7. It is always a good idea to monitor your tomato plants so you can spot potential problems early on.

Among the most common signs of plant disease in tomato plants are discolored or yellowing leaves, reddish or brownish stems, curling leaves, and dropping of flowers. While some loss of flowers is normal, there is definitely a problem if you see this occur in large sections of your crops.

8. If you are thinking of transplanting adult plants or using saplings from conventional garden setups, don’t.

Parasites and other pathogens from the soil can invade a hydroponics setup and you may end up having to clear and flush your setup before you can use it again.

The soil has a lot of things in it, in addition to being an appropriate medium for plants. In addition to bacteria, there are molds and fungi that can invade your system and cause problems for all your crops.

How Far Apart To Space Hydroponic Tomatoes?

Tomato plants require plenty of space to grow, even if you are cultivating a vining-type cultivar. You can try the bucket method too, if you want to place a tomato cage over the plant to help manage the vines.

How Many Hours of Light For Hydroponic Tomatoes?

Tomatoes are heat-loving plants that need plenty of daylight.

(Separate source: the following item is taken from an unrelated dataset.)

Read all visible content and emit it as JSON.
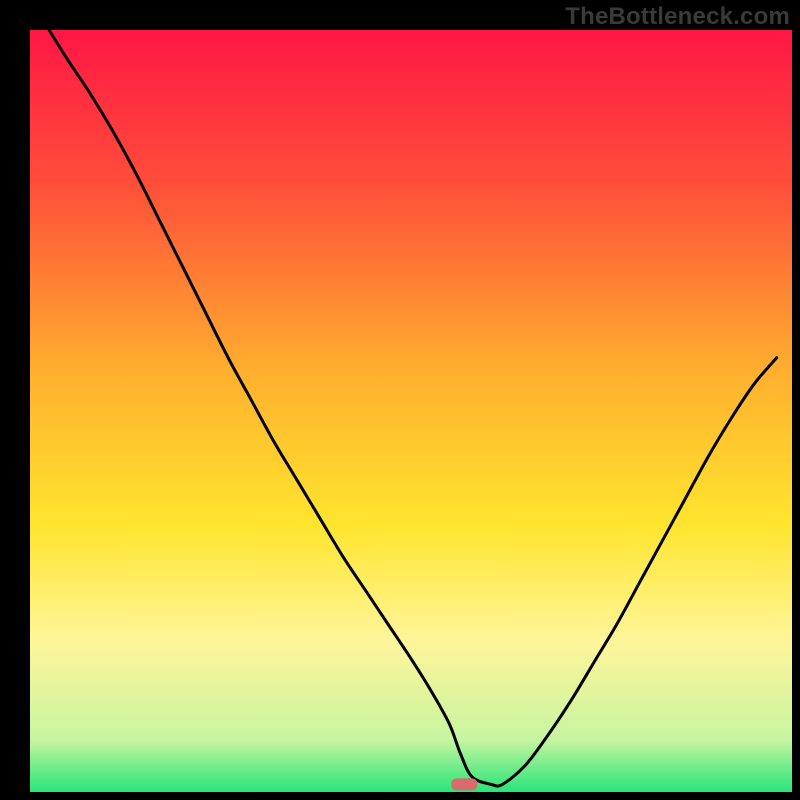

Exposure to fourteen to sixteen hours of daylight is fine for tomatoes, followed by ten to twelve hours of no light. If you are using high output LED grow lights make sure that you activate the appropriate setting to maximize their effect on your plants.

How Long Does Hydroponic Tomatoes Take To Grow?

Depending on the cultivar you have in your greenhouse, you may be ready to harvest in as short as 45 days, although some varieties require at least 70 days before the first harvest. Once mature, many of the most popular tomato plants can continue producing tomatoes for up to twelve months.

How To Harvest Hydroponic Tomatoes?

Harvesting tomatoes is fairly easy. Simply choose ample-sized fruits that are ripe or almost ripe and collect them by hand. Leave the budding and unripe ones on the vine or stalk.

Does Hydroponic Tomatoes Taste Better Than Regular Soil Tomatoes?

Hydroponic tomatoes can most definitely taste better than soil-grown tomatoes. The reason for this is that hydroponics tomatoes can be fed with just the right amount of nutrients and the right type of mix of nutrients all year long.

You can adjust what your plants are feeding on and see which nutrient mix produces the best flavor. Since tomato plants are in high demand commercially, there are plenty of manufacturers that are producing liquid fertilizers specifically for tomato plants.